In the 1930s, scientists began to search for a missing member of the B family--this one, a vitamin that could cure acrodynia, a skin disorder in rats that appeared to resemble the human disease, pellagra. Pellagra was already known to be a deficiency disease that could be prevented or cured by adding niacin (vitamin B3) to the diet. Logically, then, niacin should work on acrodynia as well. But in 1934, Paul György (1893-) discovered that it didn't work at all. Moreover, György--a Hungarian-born physician who emigrated to the United States--had earlier learned that neither vitamin B1 (thiamine) nor vitamin B2 (riboflavin) has much effect on the rat- pellagra either. György was so convinced that a curative factor did exist, however, that he proposed the name vitamin B6 for it, if and when it was found.

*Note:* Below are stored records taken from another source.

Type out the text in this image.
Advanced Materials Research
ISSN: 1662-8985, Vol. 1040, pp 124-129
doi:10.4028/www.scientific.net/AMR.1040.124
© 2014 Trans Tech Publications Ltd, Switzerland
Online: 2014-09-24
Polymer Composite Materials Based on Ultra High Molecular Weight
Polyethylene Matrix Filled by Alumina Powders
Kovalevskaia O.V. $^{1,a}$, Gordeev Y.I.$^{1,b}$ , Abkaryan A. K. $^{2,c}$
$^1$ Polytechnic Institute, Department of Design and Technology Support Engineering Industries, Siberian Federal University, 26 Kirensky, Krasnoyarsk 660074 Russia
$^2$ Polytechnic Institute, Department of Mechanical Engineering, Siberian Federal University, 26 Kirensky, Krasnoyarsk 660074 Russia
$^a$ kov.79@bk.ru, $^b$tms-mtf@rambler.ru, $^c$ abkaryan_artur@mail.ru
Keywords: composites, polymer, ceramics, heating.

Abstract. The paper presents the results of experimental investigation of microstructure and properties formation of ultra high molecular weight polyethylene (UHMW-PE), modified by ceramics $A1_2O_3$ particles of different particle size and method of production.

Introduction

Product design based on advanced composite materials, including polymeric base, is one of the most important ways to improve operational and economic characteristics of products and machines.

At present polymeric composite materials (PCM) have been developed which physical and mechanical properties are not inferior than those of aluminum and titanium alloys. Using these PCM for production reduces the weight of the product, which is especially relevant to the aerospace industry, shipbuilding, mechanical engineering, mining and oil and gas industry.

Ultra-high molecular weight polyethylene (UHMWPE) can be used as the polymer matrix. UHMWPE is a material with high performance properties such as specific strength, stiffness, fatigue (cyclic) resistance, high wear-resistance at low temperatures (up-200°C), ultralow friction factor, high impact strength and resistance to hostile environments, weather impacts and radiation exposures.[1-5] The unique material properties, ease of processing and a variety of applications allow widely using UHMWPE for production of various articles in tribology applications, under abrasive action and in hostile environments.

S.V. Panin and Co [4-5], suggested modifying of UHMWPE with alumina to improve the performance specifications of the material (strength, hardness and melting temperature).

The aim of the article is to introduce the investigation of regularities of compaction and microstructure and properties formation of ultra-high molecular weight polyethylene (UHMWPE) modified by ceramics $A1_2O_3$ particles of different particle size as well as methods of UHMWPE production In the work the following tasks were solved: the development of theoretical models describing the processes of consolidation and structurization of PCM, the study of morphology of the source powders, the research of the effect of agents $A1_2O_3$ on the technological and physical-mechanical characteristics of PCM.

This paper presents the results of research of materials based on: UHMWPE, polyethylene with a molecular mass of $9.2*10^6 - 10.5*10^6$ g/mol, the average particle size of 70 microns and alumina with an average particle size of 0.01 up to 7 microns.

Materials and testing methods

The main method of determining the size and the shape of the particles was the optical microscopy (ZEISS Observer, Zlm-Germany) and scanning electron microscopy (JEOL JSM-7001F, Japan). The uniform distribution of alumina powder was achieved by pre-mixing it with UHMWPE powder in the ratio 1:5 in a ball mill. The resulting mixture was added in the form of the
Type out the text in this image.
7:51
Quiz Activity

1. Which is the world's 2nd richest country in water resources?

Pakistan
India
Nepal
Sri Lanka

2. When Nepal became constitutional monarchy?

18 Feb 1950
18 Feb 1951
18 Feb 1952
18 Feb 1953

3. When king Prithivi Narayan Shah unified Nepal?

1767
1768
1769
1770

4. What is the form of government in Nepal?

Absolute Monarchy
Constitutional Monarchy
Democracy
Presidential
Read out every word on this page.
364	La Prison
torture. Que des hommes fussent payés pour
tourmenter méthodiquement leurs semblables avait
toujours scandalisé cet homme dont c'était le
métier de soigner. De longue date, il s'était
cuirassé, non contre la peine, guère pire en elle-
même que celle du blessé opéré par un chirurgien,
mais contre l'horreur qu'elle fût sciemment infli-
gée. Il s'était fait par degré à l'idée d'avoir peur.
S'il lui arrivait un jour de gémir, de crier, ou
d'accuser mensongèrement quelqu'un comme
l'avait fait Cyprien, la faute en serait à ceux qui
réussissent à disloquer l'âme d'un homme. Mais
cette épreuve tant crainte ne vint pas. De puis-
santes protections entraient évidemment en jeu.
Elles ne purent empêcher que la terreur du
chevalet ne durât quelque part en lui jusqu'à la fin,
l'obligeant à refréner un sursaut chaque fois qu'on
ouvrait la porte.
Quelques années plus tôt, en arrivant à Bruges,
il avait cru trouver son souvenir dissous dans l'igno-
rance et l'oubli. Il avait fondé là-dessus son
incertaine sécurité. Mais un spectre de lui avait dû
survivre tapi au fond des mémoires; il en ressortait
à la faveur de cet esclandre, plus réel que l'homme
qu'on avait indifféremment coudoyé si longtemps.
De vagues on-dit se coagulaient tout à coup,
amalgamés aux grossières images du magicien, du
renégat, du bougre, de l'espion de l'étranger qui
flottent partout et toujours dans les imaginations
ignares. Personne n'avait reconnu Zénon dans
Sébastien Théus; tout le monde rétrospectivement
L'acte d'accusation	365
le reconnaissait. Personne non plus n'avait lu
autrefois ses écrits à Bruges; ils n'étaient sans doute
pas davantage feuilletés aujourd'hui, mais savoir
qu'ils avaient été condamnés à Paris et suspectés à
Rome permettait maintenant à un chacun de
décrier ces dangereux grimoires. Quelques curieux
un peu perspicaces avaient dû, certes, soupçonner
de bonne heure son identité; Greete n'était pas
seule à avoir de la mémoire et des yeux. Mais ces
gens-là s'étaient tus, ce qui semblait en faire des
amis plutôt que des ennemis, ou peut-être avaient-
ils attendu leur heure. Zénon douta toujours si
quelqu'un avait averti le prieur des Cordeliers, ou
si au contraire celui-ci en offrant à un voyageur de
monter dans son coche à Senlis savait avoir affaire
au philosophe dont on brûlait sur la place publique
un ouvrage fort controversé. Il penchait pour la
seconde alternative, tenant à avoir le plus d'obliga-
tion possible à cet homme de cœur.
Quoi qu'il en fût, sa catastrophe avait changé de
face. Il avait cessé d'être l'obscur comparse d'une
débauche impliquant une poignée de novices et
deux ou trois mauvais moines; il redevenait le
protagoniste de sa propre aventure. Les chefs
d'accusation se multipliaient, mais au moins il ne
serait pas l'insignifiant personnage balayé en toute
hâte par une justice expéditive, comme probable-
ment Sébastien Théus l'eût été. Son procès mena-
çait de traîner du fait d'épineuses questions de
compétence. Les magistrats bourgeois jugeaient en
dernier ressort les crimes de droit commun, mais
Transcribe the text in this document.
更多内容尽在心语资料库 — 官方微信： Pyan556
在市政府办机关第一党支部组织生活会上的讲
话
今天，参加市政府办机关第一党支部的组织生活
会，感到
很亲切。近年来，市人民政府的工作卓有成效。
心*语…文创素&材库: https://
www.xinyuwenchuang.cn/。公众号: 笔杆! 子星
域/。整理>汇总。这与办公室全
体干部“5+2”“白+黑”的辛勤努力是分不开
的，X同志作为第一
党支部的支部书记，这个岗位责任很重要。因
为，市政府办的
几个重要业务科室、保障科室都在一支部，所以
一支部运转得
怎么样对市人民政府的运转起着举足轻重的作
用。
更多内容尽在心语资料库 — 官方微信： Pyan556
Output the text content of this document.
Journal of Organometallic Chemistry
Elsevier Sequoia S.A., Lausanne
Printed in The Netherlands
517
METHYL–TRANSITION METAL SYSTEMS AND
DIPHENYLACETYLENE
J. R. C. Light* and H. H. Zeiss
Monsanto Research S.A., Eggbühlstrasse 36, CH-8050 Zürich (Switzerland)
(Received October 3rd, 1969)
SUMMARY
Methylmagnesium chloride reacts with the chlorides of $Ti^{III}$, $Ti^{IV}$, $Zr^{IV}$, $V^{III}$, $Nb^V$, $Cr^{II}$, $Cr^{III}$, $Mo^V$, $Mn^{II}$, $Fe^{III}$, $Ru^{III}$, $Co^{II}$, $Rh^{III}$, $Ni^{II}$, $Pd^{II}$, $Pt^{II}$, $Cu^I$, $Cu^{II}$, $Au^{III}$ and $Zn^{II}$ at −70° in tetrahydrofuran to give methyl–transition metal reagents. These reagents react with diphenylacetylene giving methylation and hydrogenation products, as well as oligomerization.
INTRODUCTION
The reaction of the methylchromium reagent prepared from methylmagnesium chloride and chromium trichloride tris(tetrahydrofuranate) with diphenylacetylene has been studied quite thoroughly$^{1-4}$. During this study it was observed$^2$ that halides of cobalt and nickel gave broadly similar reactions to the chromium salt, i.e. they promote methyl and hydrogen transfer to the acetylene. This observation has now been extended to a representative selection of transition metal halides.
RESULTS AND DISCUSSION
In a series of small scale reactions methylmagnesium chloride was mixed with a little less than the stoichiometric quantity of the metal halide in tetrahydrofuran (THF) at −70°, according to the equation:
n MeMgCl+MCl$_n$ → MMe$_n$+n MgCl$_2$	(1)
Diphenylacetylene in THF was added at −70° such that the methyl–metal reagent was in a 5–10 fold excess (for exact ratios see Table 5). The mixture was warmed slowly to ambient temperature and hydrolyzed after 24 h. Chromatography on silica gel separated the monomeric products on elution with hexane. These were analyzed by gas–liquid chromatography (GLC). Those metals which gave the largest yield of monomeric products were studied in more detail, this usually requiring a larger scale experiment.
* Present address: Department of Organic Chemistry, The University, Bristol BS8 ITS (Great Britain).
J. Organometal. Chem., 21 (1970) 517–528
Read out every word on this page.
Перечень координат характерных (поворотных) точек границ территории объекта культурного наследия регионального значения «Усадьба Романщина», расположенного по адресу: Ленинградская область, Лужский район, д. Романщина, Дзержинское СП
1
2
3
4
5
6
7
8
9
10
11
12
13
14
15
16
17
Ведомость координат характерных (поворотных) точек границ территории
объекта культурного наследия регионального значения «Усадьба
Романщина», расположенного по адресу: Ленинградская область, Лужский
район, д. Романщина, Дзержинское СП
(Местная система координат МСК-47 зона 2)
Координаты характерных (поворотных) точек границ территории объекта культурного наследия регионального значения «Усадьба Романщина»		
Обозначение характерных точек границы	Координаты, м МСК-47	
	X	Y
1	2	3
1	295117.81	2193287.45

And a few years later,in 1938, five separate groups of researchers— including György and several coworkers, and Richard Kuhn --finally did isolate a crystalline material from rice bran or yeast that, among other things, could both prevent and cure acrodynia. Duly named vitamin B6 (or pyridoxine). The new vitamin's structure was determined in 1939 and, in that same year, its synthesis was accomplished by S. A. Harris (1902-) and Karl Folkers, industrial chemists working for a well-known pharmaceutical company.
Although scientists originally believed B6 was a single compound, they soon discovered the new vitamin is actually a complex of closely related compounds that act as coenzymes in several types of reactions. The primary role of B6 apparently is to help promote protein metabolism (it helps convert tryptophan to niacin, for one thing). It also assists in the synthesis of hemoglobin and of two important neurotransmitters (chemical messengers), serotonin and gamma-aminobutyric acid (GABA).
Although deficiencies of B6 are rare in healthy adults, they can sometimes be seen in infants on inadequate diets. In fact, the need for B6 in humans was first definitely established back in the 1950s when several hundred infants around the country suddenly developed convulsive seizures. The cause of the seizures was traced to a canned infant formula that, through improper heat treatment, had lost most of its B6 content. A number of medications--such as oral contraceptives and anti- tuberculosis drugs--can also affect B6 status. And, because the need for B6 appears to increase in pregnancy, B6supplements are often given to expecting mothers. In the early 1990's, deficiencies in B6, and other vitamins, were reported in Cuba as a result of the U.S. trade embargo. Between 1989 and 1995 the daily caloric intake for the citizens of this country went down a third, and serious problems with malnutrition, low birth weights, and vitamin deficiencies occurred as a result.